Matthew Oberley: GPSai AI Tool Has Been Validated on 100K+ Tumor Cases for CUP Diagnosis
Matthew Oberley, Chief Clinical Officer at Caris Life Sciences, shared a post on LinkedIn about a paper he co-authored with colleagues published in Cancer Research Communications:
“Thrilled to announce the publication of our manuscript detailing the development and validation of GPSai, Caris Life Sciences’ AI diagnostic tool for cancer of unknown primary (CUP) diagnosis!
This was a monumental team effort at Caris, led by myself, George Sledge, and inventors Hassan Ghani and Anthony Helmstetter, and it’s already making a significant impact since its early 2024 launch. This version of GPSai builds on key earlier work by Jim Abraham and David Spetzler.
Our GPSai model is a deep learning-based tool trained on a massive dataset of 201,612 tumor cases, using whole exome sequencing (WES) and whole transcriptome sequencing (WTS) data as a feature set.
The model employs twenty distinct neural networks, hierarchically classifying tumors into 26 major cancer categories and 64 more granular subcategories. The giant size of the training and validation set helped us avoid overfitting.
GPSai’s effectiveness has become clear: 95.0% accuracy in non-CUP cases and an 84.0% call rate in CUP cases. This strong performance held true across retrospective and prospective validations, even in metastatic tissue.
Our external validation using data from The Cancer Genome Atlas (TCGA) data further confirmed its effectiveness, showing 97.9% overall concordance and a 98.6% call rate.
Overall, we validated GPSai on 104,640 cases when combining retrospective, prospective, and external datasets.
A key advantage of GPSai is its seamless integration into routine molecular profiling at Caris. It runs as an AI algorithm on existing WES/WTS data, incurring no additional cost, specimen requirement, or turnaround time.
We even run it in the background as a quality check; if GPSai’s prediction doesn’t match the submitted pathologist report, our team investigates. This ‘physician-in-the-loop’ approach has driven significant real-world impact: in its first eight months, GPSai prompted diagnosis changes in 704 patients.
These changes led to altered therapy eligibility based on Level 1 clinical evidence in 86.1% of those cases.
What’s next?
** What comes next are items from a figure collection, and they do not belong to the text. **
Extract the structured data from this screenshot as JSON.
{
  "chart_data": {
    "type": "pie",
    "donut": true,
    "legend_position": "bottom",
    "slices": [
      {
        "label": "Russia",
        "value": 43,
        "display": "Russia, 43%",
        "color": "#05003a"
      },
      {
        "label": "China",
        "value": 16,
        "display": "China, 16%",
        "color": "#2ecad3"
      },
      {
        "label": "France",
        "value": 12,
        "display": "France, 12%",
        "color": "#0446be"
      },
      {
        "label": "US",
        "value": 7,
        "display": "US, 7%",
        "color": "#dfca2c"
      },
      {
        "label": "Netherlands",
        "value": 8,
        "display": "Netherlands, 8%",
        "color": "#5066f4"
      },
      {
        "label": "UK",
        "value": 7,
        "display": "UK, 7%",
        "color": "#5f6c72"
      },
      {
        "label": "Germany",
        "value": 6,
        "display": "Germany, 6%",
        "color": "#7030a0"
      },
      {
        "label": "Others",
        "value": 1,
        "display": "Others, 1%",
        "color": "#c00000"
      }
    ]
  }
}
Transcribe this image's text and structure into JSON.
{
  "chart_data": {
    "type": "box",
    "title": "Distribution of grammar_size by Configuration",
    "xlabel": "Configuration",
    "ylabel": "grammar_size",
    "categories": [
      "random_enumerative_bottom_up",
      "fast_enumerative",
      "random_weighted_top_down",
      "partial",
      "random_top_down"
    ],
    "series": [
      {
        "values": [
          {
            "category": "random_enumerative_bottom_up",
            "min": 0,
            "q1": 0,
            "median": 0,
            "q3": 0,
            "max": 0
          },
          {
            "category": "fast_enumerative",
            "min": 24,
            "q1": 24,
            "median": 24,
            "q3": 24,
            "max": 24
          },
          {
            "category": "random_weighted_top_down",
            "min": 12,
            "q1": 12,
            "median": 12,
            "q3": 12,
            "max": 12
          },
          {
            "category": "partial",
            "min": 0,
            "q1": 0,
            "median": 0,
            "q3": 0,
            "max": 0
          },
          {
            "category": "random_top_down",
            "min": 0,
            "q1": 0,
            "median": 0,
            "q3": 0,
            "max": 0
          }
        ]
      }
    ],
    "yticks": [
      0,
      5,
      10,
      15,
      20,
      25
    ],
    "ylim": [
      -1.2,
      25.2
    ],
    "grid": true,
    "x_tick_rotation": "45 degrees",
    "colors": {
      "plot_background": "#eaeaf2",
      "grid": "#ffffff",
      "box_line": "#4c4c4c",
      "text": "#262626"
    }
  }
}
We’re actively exploring the application of GPSai to remnant CUP clinical trial specimens to demonstrate improved outcomes when treatment aligns with GPSai predictions.
These studies are currently underway. Much thanks to the entire pathologist group (30+) at Caris who actively manage this tool to optimize outcomes.”
Title: GPSai: A Clinically Validated AI Tool for Tissue of Origin Prediction During Routine Tumor Profiling
Authors: Hassan Ghani, Anthony Helmstetter, Jennifer Ribeiro, Todd Maney, Stephanie Rock, Rebecca Feldman, Jeff Swensen, Farah Abdulla, David Spetzler, Elena Florento, Ari Vanderwalde, Patricia Pittman, Milan Radovich, Jaclyn Hechtman, Casey Bales, George Sledge, Myra George, David Bryant, Jim Abraham, Matthew Oberley.